I don't understand what this has to do with GNOME. If you use KDE and you find you really don't like it, then you'll stop using it and use something else. If you use Windows 11 and you find you really don't like it, then you'll stop using it and use something else. And so on. Or would you force yourself to use them and be miserable? I wouldn't want you to do that. I'm not telling you this like it's a fight, every one of us has a real choice to make about what our preferences are and it's a personal decision that nobody else can make for us. If something is going to take years to fix then I'm trying to do the responsible thing and tell you that you'll have to either change your expectations, or you'll have to go spend your time elsewhere because waiting is not going to be worth it. Yeah I understand that's not what you want to hear but I'm not going to lie to you and tell you that everything is fine and it's going to be finished tomorrow. You are going to have to exercise some patience here. That's just me being honest and not trying to bullshit you.

And I want to reiterate, I have no personal attachment to GNOME. I think it's good at some things. KDE is also good. I've praised KDE several times in this comment thread. If you really like KDE then that's what you should use. I'm very happy to recommend it. It has helped me when GNOME was not able to do some things I wanted, and GNOME has helped me when KDE was not able to do some other things I wanted. I don't think it's feasible to expect them both to do all the same things, they are two different projects with two different goals.


GNOME has a major governance problem; the devs don't seem to care about anyone else in the GNOME ecosystem. Thumbnails in the file picker is such an egregious example it's become a huge joke in the linux community.

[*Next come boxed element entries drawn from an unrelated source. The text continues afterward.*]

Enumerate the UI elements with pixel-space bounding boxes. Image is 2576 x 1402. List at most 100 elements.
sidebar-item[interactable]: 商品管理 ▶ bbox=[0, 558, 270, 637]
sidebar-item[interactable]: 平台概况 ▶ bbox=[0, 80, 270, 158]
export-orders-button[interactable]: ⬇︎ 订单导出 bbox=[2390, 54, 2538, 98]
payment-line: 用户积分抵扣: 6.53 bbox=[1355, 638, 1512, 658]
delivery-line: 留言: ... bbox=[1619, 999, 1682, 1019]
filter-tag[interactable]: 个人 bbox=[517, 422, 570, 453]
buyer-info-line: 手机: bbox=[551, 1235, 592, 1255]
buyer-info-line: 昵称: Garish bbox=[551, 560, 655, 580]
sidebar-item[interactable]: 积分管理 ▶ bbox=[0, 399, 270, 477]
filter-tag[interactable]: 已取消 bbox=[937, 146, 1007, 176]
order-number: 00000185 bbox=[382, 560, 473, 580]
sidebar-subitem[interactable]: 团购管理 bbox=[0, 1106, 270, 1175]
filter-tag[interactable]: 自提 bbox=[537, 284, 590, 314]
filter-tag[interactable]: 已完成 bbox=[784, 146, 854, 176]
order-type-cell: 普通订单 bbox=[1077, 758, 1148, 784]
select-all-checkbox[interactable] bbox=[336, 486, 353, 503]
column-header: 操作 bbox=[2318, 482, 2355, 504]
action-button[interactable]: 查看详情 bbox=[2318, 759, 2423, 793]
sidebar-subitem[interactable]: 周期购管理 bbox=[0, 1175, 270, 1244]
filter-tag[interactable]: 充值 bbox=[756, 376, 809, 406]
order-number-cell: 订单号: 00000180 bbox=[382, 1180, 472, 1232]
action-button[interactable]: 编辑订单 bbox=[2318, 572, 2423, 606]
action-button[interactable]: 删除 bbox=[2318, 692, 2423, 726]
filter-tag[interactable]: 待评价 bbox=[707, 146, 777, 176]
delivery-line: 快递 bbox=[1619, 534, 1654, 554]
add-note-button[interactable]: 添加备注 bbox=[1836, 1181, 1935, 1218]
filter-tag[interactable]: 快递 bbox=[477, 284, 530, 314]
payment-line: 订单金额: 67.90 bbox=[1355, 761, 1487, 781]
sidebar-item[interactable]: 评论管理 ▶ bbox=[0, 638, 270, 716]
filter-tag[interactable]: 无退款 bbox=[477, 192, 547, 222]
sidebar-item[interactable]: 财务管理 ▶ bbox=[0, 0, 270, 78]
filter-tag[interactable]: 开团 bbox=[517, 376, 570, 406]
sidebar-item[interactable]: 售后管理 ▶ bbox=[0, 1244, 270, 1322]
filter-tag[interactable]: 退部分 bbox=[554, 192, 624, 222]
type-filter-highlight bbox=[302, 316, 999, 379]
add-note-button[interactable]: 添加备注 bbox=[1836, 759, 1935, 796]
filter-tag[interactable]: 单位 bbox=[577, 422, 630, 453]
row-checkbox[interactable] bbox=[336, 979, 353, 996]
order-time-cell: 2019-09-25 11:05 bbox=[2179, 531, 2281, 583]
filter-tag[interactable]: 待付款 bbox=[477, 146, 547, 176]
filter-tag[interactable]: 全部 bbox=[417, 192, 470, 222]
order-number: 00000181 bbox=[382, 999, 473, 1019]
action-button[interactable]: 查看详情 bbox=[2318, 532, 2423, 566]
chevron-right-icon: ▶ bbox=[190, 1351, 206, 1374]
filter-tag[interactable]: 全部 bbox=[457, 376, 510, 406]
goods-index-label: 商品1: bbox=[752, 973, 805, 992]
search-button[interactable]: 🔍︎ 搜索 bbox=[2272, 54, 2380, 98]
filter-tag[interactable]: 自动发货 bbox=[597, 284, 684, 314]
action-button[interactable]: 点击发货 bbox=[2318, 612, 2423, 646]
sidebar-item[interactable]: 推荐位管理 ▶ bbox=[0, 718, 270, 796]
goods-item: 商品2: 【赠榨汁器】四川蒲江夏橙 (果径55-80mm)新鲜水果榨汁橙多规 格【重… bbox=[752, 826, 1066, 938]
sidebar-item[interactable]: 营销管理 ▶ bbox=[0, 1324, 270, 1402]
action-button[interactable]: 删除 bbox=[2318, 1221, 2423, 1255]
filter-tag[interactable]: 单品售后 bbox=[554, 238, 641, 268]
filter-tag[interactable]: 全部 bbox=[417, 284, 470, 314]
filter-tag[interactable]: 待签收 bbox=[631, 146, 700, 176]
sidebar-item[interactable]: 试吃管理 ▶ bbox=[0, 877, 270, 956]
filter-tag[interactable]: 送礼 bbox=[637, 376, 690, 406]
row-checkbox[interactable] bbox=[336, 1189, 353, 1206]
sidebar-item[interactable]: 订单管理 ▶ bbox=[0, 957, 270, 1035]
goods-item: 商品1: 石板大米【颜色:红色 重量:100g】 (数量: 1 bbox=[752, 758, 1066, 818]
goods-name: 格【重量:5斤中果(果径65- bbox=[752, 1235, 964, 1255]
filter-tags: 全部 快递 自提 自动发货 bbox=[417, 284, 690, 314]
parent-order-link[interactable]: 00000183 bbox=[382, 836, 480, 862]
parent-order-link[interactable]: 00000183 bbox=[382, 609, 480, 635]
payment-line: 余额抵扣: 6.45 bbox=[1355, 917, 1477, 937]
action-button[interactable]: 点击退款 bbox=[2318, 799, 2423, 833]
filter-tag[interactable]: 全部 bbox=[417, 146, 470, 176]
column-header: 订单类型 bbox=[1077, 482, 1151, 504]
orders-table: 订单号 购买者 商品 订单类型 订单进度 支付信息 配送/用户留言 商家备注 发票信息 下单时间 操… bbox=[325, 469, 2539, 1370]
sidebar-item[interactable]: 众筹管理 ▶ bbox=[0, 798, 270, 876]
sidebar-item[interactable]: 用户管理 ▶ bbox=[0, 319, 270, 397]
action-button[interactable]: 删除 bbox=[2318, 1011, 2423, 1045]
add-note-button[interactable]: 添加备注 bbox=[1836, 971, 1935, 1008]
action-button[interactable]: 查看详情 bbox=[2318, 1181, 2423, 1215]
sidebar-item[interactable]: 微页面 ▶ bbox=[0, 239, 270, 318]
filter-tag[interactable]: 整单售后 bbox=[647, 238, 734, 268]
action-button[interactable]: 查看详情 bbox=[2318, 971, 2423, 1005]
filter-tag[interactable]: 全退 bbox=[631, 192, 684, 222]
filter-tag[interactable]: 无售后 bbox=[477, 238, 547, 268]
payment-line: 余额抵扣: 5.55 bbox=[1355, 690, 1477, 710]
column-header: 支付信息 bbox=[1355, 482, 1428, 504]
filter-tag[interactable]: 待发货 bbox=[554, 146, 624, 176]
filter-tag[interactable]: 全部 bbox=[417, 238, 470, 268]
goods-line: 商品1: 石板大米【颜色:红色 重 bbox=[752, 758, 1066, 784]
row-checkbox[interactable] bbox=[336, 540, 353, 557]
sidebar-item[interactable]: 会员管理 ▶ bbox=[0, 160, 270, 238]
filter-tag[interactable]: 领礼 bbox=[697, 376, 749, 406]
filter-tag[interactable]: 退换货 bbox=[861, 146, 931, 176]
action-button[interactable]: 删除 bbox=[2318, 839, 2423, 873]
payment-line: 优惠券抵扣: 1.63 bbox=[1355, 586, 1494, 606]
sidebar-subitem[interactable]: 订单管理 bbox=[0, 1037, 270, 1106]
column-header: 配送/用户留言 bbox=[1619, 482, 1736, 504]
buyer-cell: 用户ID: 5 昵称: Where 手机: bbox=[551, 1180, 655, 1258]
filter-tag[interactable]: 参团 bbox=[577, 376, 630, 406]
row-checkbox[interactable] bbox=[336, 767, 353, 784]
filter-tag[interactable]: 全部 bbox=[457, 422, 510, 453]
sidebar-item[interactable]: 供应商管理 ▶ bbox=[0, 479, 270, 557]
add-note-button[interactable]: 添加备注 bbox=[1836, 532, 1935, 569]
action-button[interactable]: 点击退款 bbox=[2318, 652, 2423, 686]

It amazes me that GNOME is still the default DE on so many distros, especially as KDE has so many sane defaults and makes for a smoother transition for users coming from Windows.


I see many comments to this effect, but I think it's a misconception. I really doubt changing the governance is going to get issues like thumbnails fixed. From my perspective, what is actually missing is a lack of money and/or qualified volunteers.


>a lack of money

Maybe if they'd quit genuflecting to boondoggles like OPW to the point of bankruptcy they'd have more money? And even better, maybe more people would donate?

https://lwn.net/Articles/594583/


I don't understand how this is related, the FAQ explains that was a one time accounting error that was resolved.

"As a result of these issues, we have only just now finalized our 2014 budget. In the meantime, we made assumptions based on previous years' incomes and expenditures, and we authorized expenditures for this year based on those assumptions. Those assumptions proved to be more optimistic than reality. In addition, while our outgoing payments to interns must be strictly timed, the incoming payments from sponsoring organizations are very fluid, thus we have had to front the costs of OPW. Fronting these costs has resulted in a budget shortfall.

"The situation has already improved as some 2014 Advisory Board fees and outstanding OPW invoices have been paid. The board expect more to be paid within the next 4 weeks. If there are no unexpected issues and no delays, the freeze should be lifted by July."

The foundation didn't go bankrupt. Also:

1. The foundation doesn't (currently) even fund any developers despite having resolved those issues, because developers are pretty expensive.

2. I wasn't referring to the foundation specifically anyway. If you don't want to support the foundation you can just donate to a developer/project individually, if they are open to it.

3. I don't think the issue can be reduced to lack of donations. Donations are good but aren't really a reliable funding source. A healthy project usually needs other funding sources than just donations.


The lack of backwards compatibility with extensions is probably my number one issue with Gnome. Every release breaks every extension. I wish they would commit to stable APIs.


I used GNOME 1.0, since the early days, even tried to contribute to Gtkmm back in the day, and now run XFCE on my travel netbook despite my usual C rants.

Because having a JavaScript driven desktop, and being forced to install extensions even for basic stuff is a no go for me, I rather use something that fully embraces C.